Understanding human tasks from wearable sensor signals
If you have missed it, recording available here: https://csiro.webex.com/recordingservice/sites/csiro/recording/59fc60f194fa1039b6bb005056bab5c0/playback
May 12, 1300 AEST
Title: Understanding human tasks from wearable sensor signals
Speaker: Prof. Julien Epps https://research.unsw.edu.au/people/professor-julien-epps
Bio: Julien Epps received the BE and PhD degrees in Electrical Engineering from UNSW Australia, in 1997 and 2001 respectively. After working as a Senior Research Engineer at Motorola Labs and then as a Senior Researcher and Project Leader at National ICT Australia, he was appointed as a Senior Lecturer at UNSW Electrical Engineering and Telecommunications in 2007, where he is now Professor and Head of School. Prof Epps is also a Contributed Principal Researcher at Data61, CSIRO and a Scientific Advisor for Sonde Health. He has authored more than 250 publications and three patents, which have been cited more than 8000 times, and has supervised 17 PhD students to completion. He has delivered invited tutorials to major international conferences INTERSPEECH and IEEE SMC, and invited keynotes to the Int. Workshop on Context-Based Affect Recognition (part of IEEE ACII), the Int. Workshop on Audio-Visual Emotion Challenge (part of ACM Multimedia) and the Workshop on Eye Gaze in Intelligent Human Machine Interaction (part of ACM ICMI). Prof Epps is serving as an Associate Editor for IEEE Transactions on Affective Computing, recently coordinated an invited chapter on “Task Load and Stress” in the Wiley Handbook for Human-Computer Interaction, and had his team’s work profiled by Nature News in 2020.
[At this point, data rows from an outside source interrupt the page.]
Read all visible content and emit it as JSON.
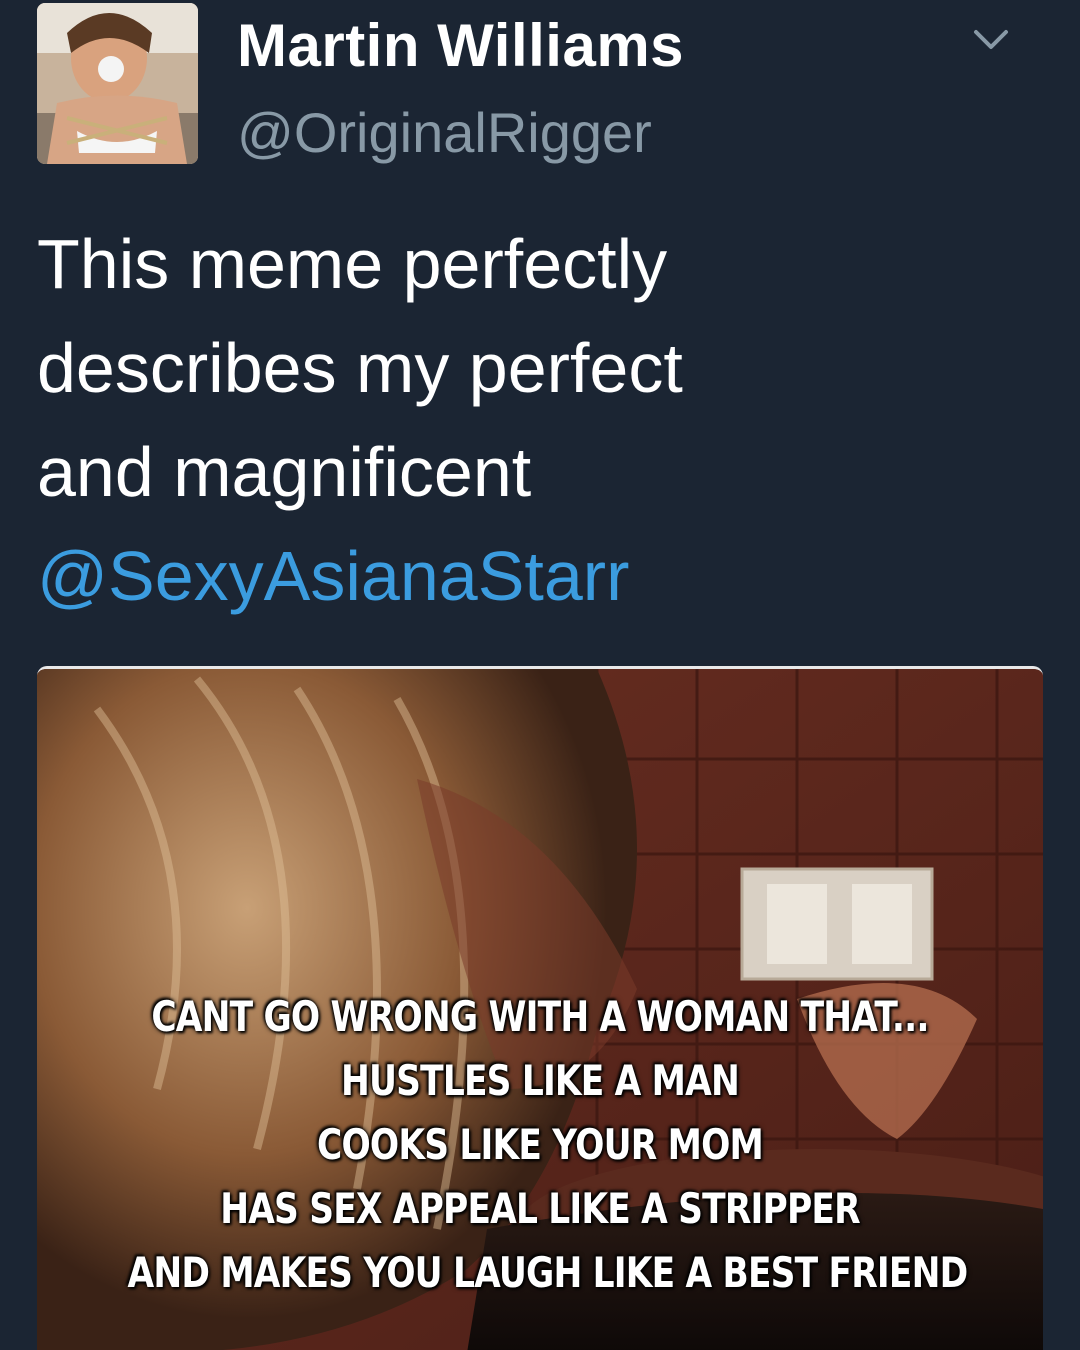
{
  "user": {
    "display_name": "Martin Williams",
    "handle": "@OriginalRigger",
    "avatar_icon": "profile-photo"
  },
  "menu": {
    "icon": "chevron-down-icon"
  },
  "tweet": {
    "lines": [
      "This meme perfectly",
      "describes my perfect",
      "and magnificent"
    ],
    "mention": "@SexyAsianaStarr"
  },
  "media": {
    "caption_lines": [
      "CANT GO WRONG WITH A WOMAN THAT...",
      "HUSTLES LIKE A MAN",
      "COOKS LIKE YOUR MOM",
      "HAS SEX APPEAL LIKE A STRIPPER",
      "AND MAKES YOU LAUGH LIKE A BEST FRIEND"
    ]
  },
  "colors": {
    "background": "#1b2533",
    "name": "#ffffff",
    "handle": "#8899a6",
    "mention": "#3b9cdf"
  }
}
Abstract: A ‘task’ is arguably the most basic unit of human activity and perhaps the most logical basis from which computing systems can understand humans, yet at present we have only extremely limited means by which to detect a change in task and to estimate the level of physical, mental and other types of load experienced during tasks. Recent activity in wearable computing promises change, with the opportunity to position non-invasive near-field sensors directly where they are most useful for task analysis, for example in front of the eye, near the mouth and fixed to the head. Head-mounted wearable sensors allow ‘always-on’ automatic analysis of tasks and behaviour based on these sensor signals, and hence automatic approaches to the long-studied but historically manually-intensive problems of workload assessment and task switching analysis. This seminar introduces a framework for automatic task analysis and highlights a number of findings from automatic processing of eye activity, speech and head movement that advance the state of the art towards realising it. Finally, some methods for automatically detecting and modelling low-level behaviour indicators in a longitudinal manner will be outlined, which pave the way towards a big data understanding of human behaviour.